Le sol s’ébranla, un éclair passa devant les yeux de l’étranger qui s’abattit aveuglé sur la terre, tandis que la lourde statue d’Apollon oscillant sur sa base se brisait soudain en plusieurs morceaux ; l’un d’eux frappa la Grecque au front et l’entraîna mortellement blessé au bas des degrés de marbre du temple ; bientôt quelques gouttes de sang pareilles à des rubis étincelèrent dans ses cheveux d’ébène, puis l’immobilité de la mort régna sur ces lieux que les derniers feux d’un soleil rougeâtre éclairaient de lueurs fantastiques.

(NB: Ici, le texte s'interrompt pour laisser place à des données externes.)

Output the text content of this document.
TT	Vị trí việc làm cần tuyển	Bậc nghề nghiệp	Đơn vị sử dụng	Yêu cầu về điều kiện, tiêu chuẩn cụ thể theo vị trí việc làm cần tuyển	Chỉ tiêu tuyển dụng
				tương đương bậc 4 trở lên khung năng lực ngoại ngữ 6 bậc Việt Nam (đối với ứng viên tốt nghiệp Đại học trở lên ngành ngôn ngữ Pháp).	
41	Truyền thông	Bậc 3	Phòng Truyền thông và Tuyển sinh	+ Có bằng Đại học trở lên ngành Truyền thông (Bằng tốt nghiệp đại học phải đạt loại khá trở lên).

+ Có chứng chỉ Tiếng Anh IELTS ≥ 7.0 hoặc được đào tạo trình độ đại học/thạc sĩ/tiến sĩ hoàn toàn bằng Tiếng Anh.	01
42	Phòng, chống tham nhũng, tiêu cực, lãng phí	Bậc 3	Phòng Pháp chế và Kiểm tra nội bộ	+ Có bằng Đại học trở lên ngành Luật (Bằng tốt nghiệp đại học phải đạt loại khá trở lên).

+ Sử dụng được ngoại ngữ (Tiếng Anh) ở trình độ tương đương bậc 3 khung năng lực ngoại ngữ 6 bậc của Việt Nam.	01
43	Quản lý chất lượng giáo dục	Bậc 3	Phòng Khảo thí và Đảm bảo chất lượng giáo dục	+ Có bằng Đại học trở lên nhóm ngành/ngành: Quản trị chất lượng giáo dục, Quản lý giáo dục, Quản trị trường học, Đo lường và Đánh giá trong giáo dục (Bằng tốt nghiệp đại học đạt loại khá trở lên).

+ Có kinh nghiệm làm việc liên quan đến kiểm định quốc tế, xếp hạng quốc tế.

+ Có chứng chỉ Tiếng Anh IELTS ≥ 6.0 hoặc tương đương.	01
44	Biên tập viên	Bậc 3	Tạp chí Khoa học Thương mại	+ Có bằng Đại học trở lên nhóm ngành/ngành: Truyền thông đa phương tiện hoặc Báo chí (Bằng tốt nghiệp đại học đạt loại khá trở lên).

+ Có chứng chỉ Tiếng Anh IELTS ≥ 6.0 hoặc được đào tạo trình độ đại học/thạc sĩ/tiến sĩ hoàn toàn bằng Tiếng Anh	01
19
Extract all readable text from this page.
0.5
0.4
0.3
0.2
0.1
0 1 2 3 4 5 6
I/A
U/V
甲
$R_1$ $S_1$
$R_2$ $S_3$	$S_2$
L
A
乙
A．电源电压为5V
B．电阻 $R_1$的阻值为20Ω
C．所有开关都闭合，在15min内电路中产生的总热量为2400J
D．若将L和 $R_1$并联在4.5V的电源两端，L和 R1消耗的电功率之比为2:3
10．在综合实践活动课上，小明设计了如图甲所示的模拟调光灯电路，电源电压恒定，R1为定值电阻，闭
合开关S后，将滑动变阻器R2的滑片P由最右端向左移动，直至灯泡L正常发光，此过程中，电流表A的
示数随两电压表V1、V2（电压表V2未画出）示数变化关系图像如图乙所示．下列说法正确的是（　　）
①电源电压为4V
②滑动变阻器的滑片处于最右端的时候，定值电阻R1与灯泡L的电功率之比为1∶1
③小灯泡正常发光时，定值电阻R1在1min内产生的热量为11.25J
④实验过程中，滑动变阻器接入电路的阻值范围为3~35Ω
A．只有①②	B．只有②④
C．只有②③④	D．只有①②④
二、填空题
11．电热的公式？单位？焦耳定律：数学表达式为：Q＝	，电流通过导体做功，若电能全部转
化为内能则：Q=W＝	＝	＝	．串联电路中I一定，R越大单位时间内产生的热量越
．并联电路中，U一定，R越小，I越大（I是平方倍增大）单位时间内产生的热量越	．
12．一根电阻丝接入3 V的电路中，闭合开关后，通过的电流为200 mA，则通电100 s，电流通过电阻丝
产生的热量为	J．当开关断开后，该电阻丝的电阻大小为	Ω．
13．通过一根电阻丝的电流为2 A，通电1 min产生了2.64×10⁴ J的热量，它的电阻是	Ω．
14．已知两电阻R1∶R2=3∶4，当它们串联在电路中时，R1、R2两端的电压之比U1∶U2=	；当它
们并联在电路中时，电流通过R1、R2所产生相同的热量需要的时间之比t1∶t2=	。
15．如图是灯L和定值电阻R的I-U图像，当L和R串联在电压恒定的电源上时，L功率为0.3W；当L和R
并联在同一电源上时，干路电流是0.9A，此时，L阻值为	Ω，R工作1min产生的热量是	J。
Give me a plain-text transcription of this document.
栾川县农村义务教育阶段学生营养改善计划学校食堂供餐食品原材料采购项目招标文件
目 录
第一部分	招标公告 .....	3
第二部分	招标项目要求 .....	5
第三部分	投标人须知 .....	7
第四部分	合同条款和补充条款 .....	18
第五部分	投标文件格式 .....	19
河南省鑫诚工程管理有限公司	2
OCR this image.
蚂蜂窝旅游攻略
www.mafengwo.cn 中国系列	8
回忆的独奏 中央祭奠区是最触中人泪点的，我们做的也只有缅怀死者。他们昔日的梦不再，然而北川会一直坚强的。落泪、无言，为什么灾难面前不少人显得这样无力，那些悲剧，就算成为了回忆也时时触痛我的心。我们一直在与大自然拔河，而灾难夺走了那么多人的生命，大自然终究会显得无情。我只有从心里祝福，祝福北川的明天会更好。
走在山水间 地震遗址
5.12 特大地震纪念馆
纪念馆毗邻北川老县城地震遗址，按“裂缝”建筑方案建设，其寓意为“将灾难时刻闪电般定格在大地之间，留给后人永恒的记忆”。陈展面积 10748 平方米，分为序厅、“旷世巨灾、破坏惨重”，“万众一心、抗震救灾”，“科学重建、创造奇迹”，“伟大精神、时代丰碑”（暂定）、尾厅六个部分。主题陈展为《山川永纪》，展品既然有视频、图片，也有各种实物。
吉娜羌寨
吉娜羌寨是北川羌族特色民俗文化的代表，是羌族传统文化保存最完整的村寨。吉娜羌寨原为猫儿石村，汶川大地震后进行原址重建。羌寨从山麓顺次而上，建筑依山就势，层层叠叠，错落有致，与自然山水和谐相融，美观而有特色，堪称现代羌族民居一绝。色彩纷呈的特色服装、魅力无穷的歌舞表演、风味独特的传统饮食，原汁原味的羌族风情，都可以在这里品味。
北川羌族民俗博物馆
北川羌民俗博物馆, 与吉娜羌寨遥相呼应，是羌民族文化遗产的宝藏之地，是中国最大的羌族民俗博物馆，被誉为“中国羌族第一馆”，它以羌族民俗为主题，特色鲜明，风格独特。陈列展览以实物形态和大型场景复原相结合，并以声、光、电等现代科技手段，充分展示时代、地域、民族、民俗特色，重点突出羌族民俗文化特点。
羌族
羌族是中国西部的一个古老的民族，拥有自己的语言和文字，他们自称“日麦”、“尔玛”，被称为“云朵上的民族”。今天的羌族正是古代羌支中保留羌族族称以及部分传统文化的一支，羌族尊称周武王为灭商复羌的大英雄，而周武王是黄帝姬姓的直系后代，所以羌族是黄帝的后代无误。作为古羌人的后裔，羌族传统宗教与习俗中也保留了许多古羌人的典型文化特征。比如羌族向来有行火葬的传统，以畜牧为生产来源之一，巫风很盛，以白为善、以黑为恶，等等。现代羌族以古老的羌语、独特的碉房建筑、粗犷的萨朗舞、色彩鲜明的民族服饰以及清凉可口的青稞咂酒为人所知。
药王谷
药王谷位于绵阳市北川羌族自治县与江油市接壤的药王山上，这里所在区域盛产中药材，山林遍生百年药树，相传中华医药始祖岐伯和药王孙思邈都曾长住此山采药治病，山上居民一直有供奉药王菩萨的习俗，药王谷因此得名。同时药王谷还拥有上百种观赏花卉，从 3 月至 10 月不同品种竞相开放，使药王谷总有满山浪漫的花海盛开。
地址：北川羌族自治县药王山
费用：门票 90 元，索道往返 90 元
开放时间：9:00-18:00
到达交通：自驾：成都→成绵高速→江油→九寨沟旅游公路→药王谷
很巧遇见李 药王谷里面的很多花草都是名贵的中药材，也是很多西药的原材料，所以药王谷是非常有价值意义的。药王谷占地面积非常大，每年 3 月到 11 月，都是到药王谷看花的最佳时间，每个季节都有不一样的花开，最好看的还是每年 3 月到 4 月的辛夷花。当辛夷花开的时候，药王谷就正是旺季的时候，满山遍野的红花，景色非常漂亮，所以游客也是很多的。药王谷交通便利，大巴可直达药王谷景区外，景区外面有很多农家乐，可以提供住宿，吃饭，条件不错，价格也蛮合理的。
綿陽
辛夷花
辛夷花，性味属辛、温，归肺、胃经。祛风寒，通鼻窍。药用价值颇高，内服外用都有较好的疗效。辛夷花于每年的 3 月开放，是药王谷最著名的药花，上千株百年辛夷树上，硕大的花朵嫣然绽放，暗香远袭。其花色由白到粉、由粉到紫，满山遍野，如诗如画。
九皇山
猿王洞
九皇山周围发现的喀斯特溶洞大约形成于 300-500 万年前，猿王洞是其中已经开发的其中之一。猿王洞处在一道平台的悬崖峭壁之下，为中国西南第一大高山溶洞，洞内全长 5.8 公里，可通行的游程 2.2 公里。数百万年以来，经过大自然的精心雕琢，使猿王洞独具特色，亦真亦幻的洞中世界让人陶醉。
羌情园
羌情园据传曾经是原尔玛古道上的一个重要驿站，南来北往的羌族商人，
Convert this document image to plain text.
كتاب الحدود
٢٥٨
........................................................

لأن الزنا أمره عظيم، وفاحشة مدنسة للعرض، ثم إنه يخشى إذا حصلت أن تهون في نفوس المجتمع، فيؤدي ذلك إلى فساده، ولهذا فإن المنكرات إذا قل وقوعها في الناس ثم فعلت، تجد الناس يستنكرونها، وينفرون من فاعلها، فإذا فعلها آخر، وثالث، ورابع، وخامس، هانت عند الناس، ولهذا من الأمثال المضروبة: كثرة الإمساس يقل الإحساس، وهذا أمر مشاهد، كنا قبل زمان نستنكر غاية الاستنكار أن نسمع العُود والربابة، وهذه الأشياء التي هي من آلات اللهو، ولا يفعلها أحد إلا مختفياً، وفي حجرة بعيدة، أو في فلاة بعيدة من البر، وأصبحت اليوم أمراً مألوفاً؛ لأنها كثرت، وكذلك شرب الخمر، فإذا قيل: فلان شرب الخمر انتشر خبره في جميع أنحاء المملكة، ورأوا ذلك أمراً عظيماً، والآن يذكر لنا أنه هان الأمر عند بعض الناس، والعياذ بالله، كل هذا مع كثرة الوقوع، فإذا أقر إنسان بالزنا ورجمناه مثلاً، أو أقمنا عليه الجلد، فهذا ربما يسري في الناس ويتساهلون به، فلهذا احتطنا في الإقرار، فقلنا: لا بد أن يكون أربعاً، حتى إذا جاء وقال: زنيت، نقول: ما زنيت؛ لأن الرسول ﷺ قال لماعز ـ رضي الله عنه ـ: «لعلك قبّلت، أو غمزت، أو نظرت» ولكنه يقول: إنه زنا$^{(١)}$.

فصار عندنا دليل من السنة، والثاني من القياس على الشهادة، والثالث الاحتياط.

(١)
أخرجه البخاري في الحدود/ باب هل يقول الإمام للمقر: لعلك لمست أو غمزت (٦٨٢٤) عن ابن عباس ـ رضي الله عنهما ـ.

La nuit était déjà avancée, et la lune versait des flots d’argent sur les deux corps étendus sur les marches du temple, lorsque l’un d’eux fit un mouvement et se redressa lentement. C’était l’étranger ; il leva les mains au ciel et ses yeux devenus mornes, démesurément ouverts : « La lumière du jour m’est ravie, dit-il, mais n’ai-je point vu dans cet éclair qui me l’a ôtée mon œuvre se dresser achevée et parfaite ? Ô monde extérieur ! la dernière image qui me reste de toi, n’était-ce point celle de la beauté divine que j’ai vainement cherchée jusqu’ici ? Où n’atteindrai-je pas sous cette influence mystérieuse qui ouvre de nouveaux horizons à mon esprit fatigué ? Ô Apollon, ô déesse ! c’est le baptême du génie que j’ai reçu de vous ; est-ce le payer trop cher ? Non, non ! car en m’ôtant la lumière du jour, vous m’avez donné celle de l’âme. Ah ! soyez-en bénis ».

Puis, cherchant en chancelant sa route, l’aveugle s’éloigna ; et quand l’aurore apparut, mouillant de ses pleurs le corps inanimé de la prêtresse, on vit en caractères étranges à la place qu’occupait la statue du dieu, un nom gravé sur le marbre ; et le premier passant qui s’approcha de ces lieux lut en s’inclinant le nom immortel d’Homère.